Multiple layers and Aspects

The definition of layers and the aspects of the data used to characterize them. As part of this project the LIST team explored possibilities for developing a generic solution for layer definition, as part of the data query at the front end as part of the back end data querying. However, ultimately we decided to define a set of layers for each use case, based on the explicit requirements of each.

Digital Humanities Use Case Layer definition

Over the course of the project, the digital humanities use case evolved to contain multiple aspects. The primary aspect concerns a division by node type. In this aspect nodes are divided by type and appear in only one layer. The types were , people, organisation , location and documents, where documents grouped several types of resource together. Due to the fact that there were several different types of resource merged together this led to there being some duplicate resource nodes, where there were two nodes of differently underlying types. Cleaning of data was beyond the scope of the BLIZAAR project, due to the considerable effort and the fact that it would raise research questions of its own, beyond the domain of multilayer networks.

Time is also of critical importance for the analysis of historical networks, and hence there is an aspect where layers are characterized by time. For the histograph data set, nodes were added to layers based on the time of their associated document / resource (or their time, if they were a resource themselves).
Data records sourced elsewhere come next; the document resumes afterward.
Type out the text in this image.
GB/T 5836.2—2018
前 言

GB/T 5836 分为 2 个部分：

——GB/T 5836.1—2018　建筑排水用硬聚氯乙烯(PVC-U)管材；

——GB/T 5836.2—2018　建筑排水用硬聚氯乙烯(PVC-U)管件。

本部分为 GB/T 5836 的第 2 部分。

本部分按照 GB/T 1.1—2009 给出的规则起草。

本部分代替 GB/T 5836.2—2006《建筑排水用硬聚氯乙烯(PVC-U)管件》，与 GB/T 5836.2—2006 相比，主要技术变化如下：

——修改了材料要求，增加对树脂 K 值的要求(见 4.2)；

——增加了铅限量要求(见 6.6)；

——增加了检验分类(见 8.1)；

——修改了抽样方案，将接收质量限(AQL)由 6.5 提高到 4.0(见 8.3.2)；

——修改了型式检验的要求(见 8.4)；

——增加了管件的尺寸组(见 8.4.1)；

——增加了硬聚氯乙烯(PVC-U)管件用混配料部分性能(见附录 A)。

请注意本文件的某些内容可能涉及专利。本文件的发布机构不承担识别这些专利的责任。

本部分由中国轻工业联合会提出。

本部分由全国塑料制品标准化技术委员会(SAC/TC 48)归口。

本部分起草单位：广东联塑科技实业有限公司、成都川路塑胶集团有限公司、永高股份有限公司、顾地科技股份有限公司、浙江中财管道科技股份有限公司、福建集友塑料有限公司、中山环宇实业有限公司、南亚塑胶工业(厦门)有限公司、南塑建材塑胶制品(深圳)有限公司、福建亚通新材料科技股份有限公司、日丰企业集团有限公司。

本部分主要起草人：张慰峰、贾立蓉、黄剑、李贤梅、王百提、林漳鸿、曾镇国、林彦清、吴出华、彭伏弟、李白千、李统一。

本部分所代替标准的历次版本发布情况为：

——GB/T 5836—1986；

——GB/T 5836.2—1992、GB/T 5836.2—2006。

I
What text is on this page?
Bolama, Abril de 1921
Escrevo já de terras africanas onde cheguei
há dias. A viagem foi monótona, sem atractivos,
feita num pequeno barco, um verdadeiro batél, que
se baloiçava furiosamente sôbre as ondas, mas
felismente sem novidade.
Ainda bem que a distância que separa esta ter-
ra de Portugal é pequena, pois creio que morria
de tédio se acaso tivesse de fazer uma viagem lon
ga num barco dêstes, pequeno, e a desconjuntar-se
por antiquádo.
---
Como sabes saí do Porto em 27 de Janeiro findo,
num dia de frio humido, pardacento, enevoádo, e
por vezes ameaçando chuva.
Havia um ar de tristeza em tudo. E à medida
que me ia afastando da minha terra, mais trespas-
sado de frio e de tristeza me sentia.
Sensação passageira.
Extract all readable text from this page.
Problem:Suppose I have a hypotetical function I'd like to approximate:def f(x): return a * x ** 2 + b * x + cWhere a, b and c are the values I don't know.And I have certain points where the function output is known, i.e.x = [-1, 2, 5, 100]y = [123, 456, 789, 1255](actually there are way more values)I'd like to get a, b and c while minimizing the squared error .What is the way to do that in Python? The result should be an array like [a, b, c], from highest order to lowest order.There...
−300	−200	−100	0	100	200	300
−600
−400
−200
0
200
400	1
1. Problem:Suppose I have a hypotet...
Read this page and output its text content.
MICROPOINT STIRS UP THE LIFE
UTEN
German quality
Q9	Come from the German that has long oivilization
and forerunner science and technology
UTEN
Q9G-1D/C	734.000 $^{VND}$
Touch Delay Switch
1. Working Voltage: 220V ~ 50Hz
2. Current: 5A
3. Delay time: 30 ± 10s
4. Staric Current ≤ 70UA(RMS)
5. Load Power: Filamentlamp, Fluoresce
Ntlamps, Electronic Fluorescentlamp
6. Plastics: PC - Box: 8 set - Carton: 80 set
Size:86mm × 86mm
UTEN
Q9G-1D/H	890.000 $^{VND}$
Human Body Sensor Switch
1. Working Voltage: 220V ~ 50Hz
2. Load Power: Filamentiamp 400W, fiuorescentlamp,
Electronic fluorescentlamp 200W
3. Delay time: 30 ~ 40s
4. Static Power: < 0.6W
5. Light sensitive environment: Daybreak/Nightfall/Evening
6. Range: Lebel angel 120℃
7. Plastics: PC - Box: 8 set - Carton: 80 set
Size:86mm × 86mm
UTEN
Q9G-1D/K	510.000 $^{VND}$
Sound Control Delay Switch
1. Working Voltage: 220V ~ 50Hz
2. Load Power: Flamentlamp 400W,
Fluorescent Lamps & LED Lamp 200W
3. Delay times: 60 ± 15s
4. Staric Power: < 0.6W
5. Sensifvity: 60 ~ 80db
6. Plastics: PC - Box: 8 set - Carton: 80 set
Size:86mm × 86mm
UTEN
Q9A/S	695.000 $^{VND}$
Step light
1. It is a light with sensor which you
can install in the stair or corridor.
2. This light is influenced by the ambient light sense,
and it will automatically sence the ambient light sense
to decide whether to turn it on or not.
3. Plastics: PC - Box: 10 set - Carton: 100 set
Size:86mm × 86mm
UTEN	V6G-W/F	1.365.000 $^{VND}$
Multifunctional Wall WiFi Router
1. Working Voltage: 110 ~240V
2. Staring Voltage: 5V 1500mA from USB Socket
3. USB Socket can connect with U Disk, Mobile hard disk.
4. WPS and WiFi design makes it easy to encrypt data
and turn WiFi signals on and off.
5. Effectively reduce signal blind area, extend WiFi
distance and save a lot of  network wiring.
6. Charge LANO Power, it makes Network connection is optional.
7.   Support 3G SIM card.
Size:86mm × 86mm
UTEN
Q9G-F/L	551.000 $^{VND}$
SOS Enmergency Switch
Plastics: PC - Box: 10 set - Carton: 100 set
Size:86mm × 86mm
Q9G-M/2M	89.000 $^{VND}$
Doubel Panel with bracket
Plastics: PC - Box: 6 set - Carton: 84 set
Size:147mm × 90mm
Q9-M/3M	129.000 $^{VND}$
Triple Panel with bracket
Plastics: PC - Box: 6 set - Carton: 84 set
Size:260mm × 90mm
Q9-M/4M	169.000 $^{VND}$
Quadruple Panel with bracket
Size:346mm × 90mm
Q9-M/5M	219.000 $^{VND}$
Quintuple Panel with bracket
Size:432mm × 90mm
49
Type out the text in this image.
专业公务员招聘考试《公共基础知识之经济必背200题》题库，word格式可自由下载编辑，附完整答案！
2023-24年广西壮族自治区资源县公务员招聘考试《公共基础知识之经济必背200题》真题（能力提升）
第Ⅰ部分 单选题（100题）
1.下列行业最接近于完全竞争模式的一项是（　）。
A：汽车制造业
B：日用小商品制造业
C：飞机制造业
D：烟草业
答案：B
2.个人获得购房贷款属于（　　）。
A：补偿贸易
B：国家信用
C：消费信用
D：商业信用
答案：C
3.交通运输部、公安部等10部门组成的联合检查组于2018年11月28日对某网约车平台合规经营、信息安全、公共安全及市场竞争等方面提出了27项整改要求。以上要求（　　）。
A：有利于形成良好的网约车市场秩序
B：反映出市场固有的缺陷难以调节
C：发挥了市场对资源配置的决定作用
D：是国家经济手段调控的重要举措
By default, the time layers are defined based on date ranges that will result in approximately two to five layers based on the time range of the data being requested form the back end. However, this is just to provide an initial layering within the aspect, as described in section on the digital humanities variant for loading data, the user can inspect a bar chart of node dates and manually define time ranges for the layers. The stacked bar chart shows the distribution of entities by year.

 The temporal aspect of a data set, using a global sort by organisation type.

As each entity can be mentioned in more than one document, each entity can appear in more than 1 layer within the temporal aspect, as seen in the above image. The list sort in a global order, where a node appears in the same position across each of the layers, and there are gaps where node do not appear in a layer.

The final aspect is based on data source. This for the case where where the users has made multiple queries to the back end. This allows users to compare the ego networks of entities in the histograph dataset.

As with all of the list views connections between layers are highlighted on mouse over, and the list can be resorted based on connectivity.

The biological use case currently has only a single aspect defined. The functionality exists to open up the bioloigcal data use case to multiple aspects, however at the moment the needs of the biologists do not require multiple aspects.

Digital humanities variant of the list view Defining Layers for the temporal aspect

As an alternative to the specific query for an entity approach described above, we also developed a visual interface to create queries that would return a working data set for the user to visualize as a multilayer network in the front end.

A list of available entities allows the user to draw a meta network, illustrating the entities to be retrieved. Clicking on an entity in this meta-network displays all the list of all entities related directly to the clicked one in the back end system. The size of the arc is proportional to the reality numbers of each entity type (see image on right above)

It is also possible to combine aspects of layers to form their intersection , as can be seen in the image below

In this case the aspects describe the entity type aspect and the temporal aspect have been combined to visualise layers showing edges between people in different time periods. Hovering over an entity highlights it's neighbors in the current layer, and all others being displayed.